The European Union is preparing a list of concessions it may offer to former President Donald Trump’s administration in hopes of securing a partial rollback of U.S. tariffs that have already begun affecting the bloc’s exports — and are expected to rise after April 2.
According to sources familiar with the discussions, EU officials were informed during meetings in Washington this week that there is no way to avoid the new round of auto and so-called reciprocal tariffs set to be implemented next week. At the same time, early talks have begun on what a possible deal to reduce the measures could look like.
In response, the European Commission — which oversees trade policy for the EU — has started drafting a “term sheet” for a potential agreement. The document would outline areas open for negotiation, including reductions in EU duties, joint investment efforts with the U.S., and the potential loosening of specific regulations and standards, according to people familiar with the matter who requested anonymity.

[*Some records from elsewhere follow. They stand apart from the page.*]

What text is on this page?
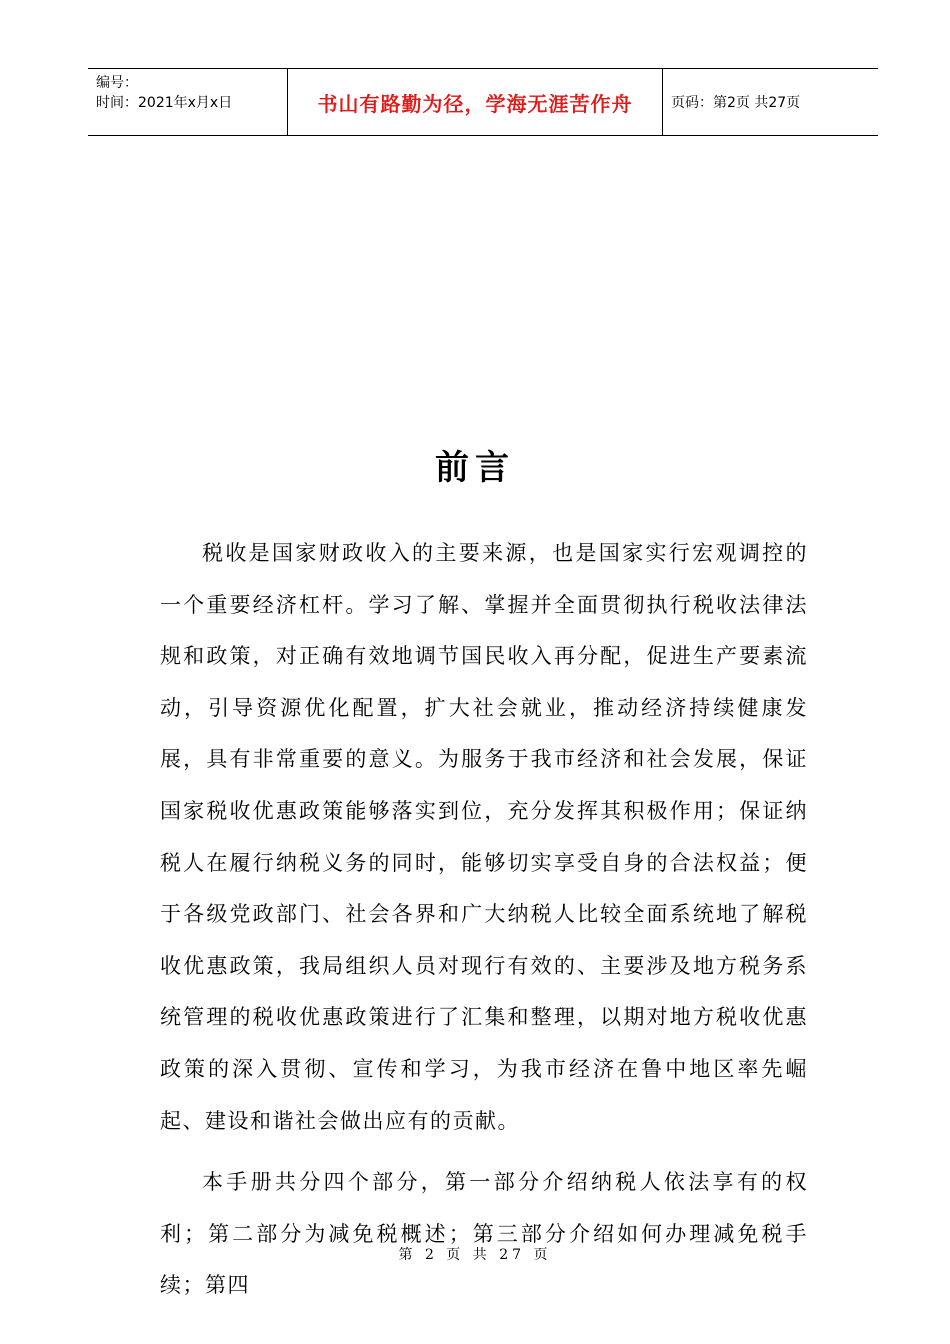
编号：
时间：2021年x月x日	书山有路勤为径，学海无涯苦作舟	页码：第2页 共27页
前言

税收是国家财政收入的主要来源，也是国家实行宏观调控的一个重要经济杠杆。学习了解、掌握并全面贯彻执行税收法律法规和政策，对正确有效地调节国民收入再分配，促进生产要素流动，引导资源优化配置，扩大社会就业，推动经济持续健康发展，具有非常重要的意义。为服务于我市经济和社会发展，保证国家税收优惠政策能够落实到位，充分发挥其积极作用；保证纳税人在履行纳税义务的同时，能够切实享受自身的合法权益；便于各级党政部门、社会各界和广大纳税人比较全面系统地了解税收优惠政策，我局组织人员对现行有效的、主要涉及地方税务系统管理的税收优惠政策进行了汇集和整理，以期对地方税收优惠政策的深入贯彻、宣传和学习，为我市经济在鲁中地区率先崛起、建设和谐社会做出应有的贡献。

本手册共分四个部分，第一部分介绍纳税人依法享有的权利；第二部分为减免税概述；第三部分介绍如何办理减免税手续；第四

第 2 页 共 27 页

These reciprocal tariffs are designed to counter what Trump views as unfair practices, including not only tariffs on American goods but also non-tariff barriers such as domestic regulations, tax collection systems, and levies like the EU’s value-added tax (VAT), digital services taxes, and product regulations. The EU maintains that its VAT is a neutral, non-discriminatory tax applied equally to imported and domestic goods.
A European Commission spokesperson declined to comment.

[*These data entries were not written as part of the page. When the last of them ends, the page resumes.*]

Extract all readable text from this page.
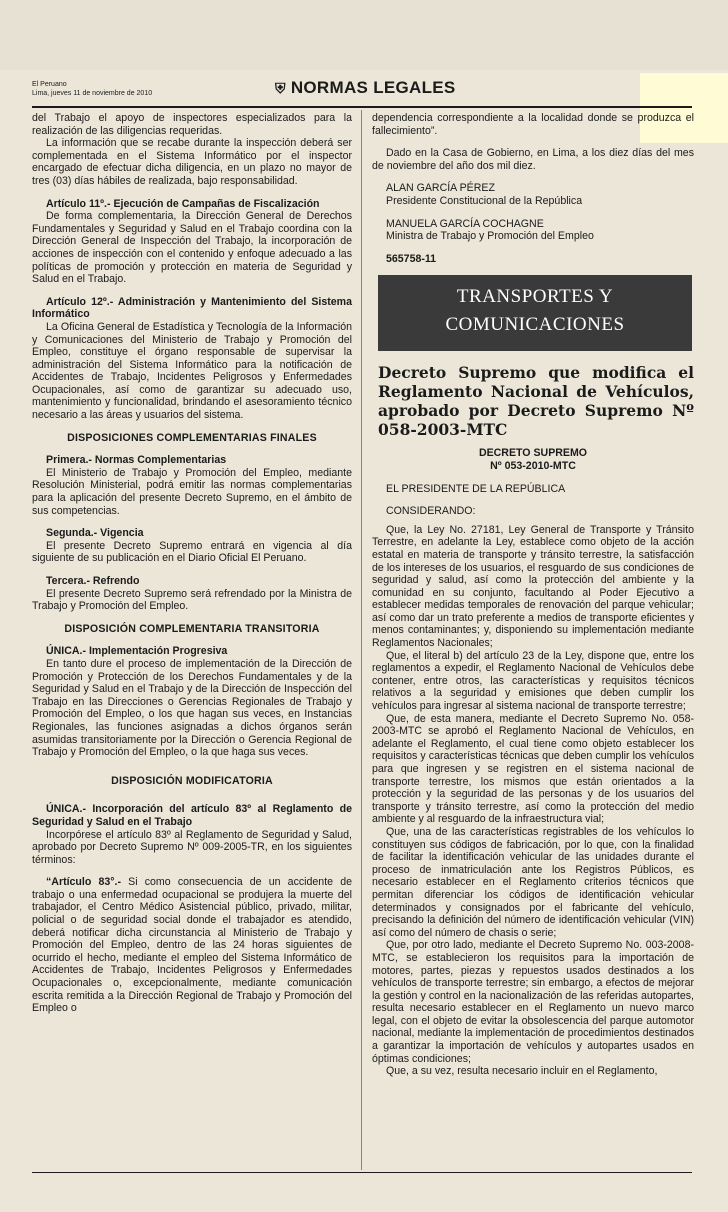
El Peruano
Lima, jueves 11 de noviembre de 2010	⛨ NORMAS LEGALES

del Trabajo el apoyo de inspectores especializados para la realización de las diligencias requeridas.

La información que se recabe durante la inspección deberá ser complementada en el Sistema Informático por el inspector encargado de efectuar dicha diligencia, en un plazo no mayor de tres (03) días hábiles de realizada, bajo responsabilidad.

Artículo 11º.- Ejecución de Campañas de Fiscalización

De forma complementaria, la Dirección General de Derechos Fundamentales y Seguridad y Salud en el Trabajo coordina con la Dirección General de Inspección del Trabajo, la incorporación de acciones de inspección con el contenido y enfoque adecuado a las políticas de promoción y protección en materia de Seguridad y Salud en el Trabajo.

Artículo 12º.- Administración y Mantenimiento del Sistema Informático

La Oficina General de Estadística y Tecnología de la Información y Comunicaciones del Ministerio de Trabajo y Promoción del Empleo, constituye el órgano responsable de supervisar la administración del Sistema Informático para la notificación de Accidentes de Trabajo, Incidentes Peligrosos y Enfermedades Ocupacionales, así como de garantizar su adecuado uso, mantenimiento y funcionalidad, brindando el asesoramiento técnico necesario a las áreas y usuarios del sistema.

DISPOSICIONES COMPLEMENTARIAS FINALES

Primera.- Normas Complementarias

El Ministerio de Trabajo y Promoción del Empleo, mediante Resolución Ministerial, podrá emitir las normas complementarias para la aplicación del presente Decreto Supremo, en el ámbito de sus competencias.

Segunda.- Vigencia

El presente Decreto Supremo entrará en vigencia al día siguiente de su publicación en el Diario Oficial El Peruano.

Tercera.- Refrendo

El presente Decreto Supremo será refrendado por la Ministra de Trabajo y Promoción del Empleo.

DISPOSICIÓN COMPLEMENTARIA TRANSITORIA

ÚNICA.- Implementación Progresiva

En tanto dure el proceso de implementación de la Dirección de Promoción y Protección de los Derechos Fundamentales y de la Seguridad y Salud en el Trabajo y de la Dirección de Inspección del Trabajo en las Direcciones o Gerencias Regionales de Trabajo y Promoción del Empleo, o los que hagan sus veces, en Instancias Regionales, las funciones asignadas a dichos órganos serán asumidas transitoriamente por la Dirección o Gerencia Regional de Trabajo y Promoción del Empleo, o la que haga sus veces.

DISPOSICIÓN MODIFICATORIA

ÚNICA.- Incorporación del artículo 83º al Reglamento de Seguridad y Salud en el Trabajo

Incorpórese el artículo 83º al Reglamento de Seguridad y Salud, aprobado por Decreto Supremo Nº 009-2005-TR, en los siguientes términos:

“Artículo 83°.- Si como consecuencia de un accidente de trabajo o una enfermedad ocupacional se produjera la muerte del trabajador, el Centro Médico Asistencial público, privado, militar, policial o de seguridad social donde el trabajador es atendido, deberá notificar dicha circunstancia al Ministerio de Trabajo y Promoción del Empleo, dentro de las 24 horas siguientes de ocurrido el hecho, mediante el empleo del Sistema Informático de Accidentes de Trabajo, Incidentes Peligrosos y Enfermedades Ocupacionales o, excepcionalmente, mediante comunicación escrita remitida a la Dirección Regional de Trabajo y Promoción del Empleo o

dependencia correspondiente a la localidad donde se produzca el fallecimiento”.

Dado en la Casa de Gobierno, en Lima, a los diez días del mes de noviembre del año dos mil diez.

ALAN GARCÍA PÉREZ

Presidente Constitucional de la República

MANUELA GARCÍA COCHAGNE

Ministra de Trabajo y Promoción del Empleo

565758-11

TRANSPORTES Y
COMUNICACIONES
Decreto Supremo que modifica el Reglamento Nacional de Vehículos, aprobado por Decreto Supremo Nº 058-2003-MTC
DECRETO SUPREMO
Nº 053-2010-MTC

EL PRESIDENTE DE LA REPÚBLICA

CONSIDERANDO:

Que, la Ley No. 27181, Ley General de Transporte y Tránsito Terrestre, en adelante la Ley, establece como objeto de la acción estatal en materia de transporte y tránsito terrestre, la satisfacción de los intereses de los usuarios, el resguardo de sus condiciones de seguridad y salud, así como la protección del ambiente y la comunidad en su conjunto, facultando al Poder Ejecutivo a establecer medidas temporales de renovación del parque vehicular; así como dar un trato preferente a medios de transporte eficientes y menos contaminantes; y, disponiendo su implementación mediante Reglamentos Nacionales;

Que, el literal b) del artículo 23 de la Ley, dispone que, entre los reglamentos a expedir, el Reglamento Nacional de Vehículos debe contener, entre otros, las características y requisitos técnicos relativos a la seguridad y emisiones que deben cumplir los vehículos para ingresar al sistema nacional de transporte terrestre;

Que, de esta manera, mediante el Decreto Supremo No. 058-2003-MTC se aprobó el Reglamento Nacional de Vehículos, en adelante el Reglamento, el cual tiene como objeto establecer los requisitos y características técnicas que deben cumplir los vehículos para que ingresen y se registren en el sistema nacional de transporte terrestre, los mismos que están orientados a la protección y la seguridad de las personas y de los usuarios del transporte y tránsito terrestre, así como la protección del medio ambiente y al resguardo de la infraestructura vial;

Que, una de las características registrables de los vehículos lo constituyen sus códigos de fabricación, por lo que, con la finalidad de facilitar la identificación vehicular de las unidades durante el proceso de inmatriculación ante los Registros Públicos, es necesario establecer en el Reglamento criterios técnicos que permitan diferenciar los códigos de identificación vehicular determinados y consignados por el fabricante del vehículo, precisando la definición del número de identificación vehicular (VIN) así como del número de chasis o serie;

Que, por otro lado, mediante el Decreto Supremo No. 003-2008-MTC, se establecieron los requisitos para la importación de motores, partes, piezas y repuestos usados destinados a los vehículos de transporte terrestre; sin embargo, a efectos de mejorar la gestión y control en la nacionalización de las referidas autopartes, resulta necesario establecer en el Reglamento un nuevo marco legal, con el objeto de evitar la obsolescencia del parque automotor nacional, mediante la implementación de procedimientos destinados a garantizar la importación de vehículos y autopartes usados en óptimas condiciones;

Que, a su vez, resulta necesario incluir en el Reglamento,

Following the news, the euro briefly erased losses, hovering around $1.0794. European bonds gave up some earlier gains, with the yield on 10-year German bunds down three basis points to 2.74%.
Any deal shaped by EU negotiators would still require Trump’s personal approval. The term sheet would serve as a starting point for negotiations once the reciprocal tariffs are in place. Those duties are expected to target a broad range — possibly all — of the EU’s exports to the U.S., the sources said.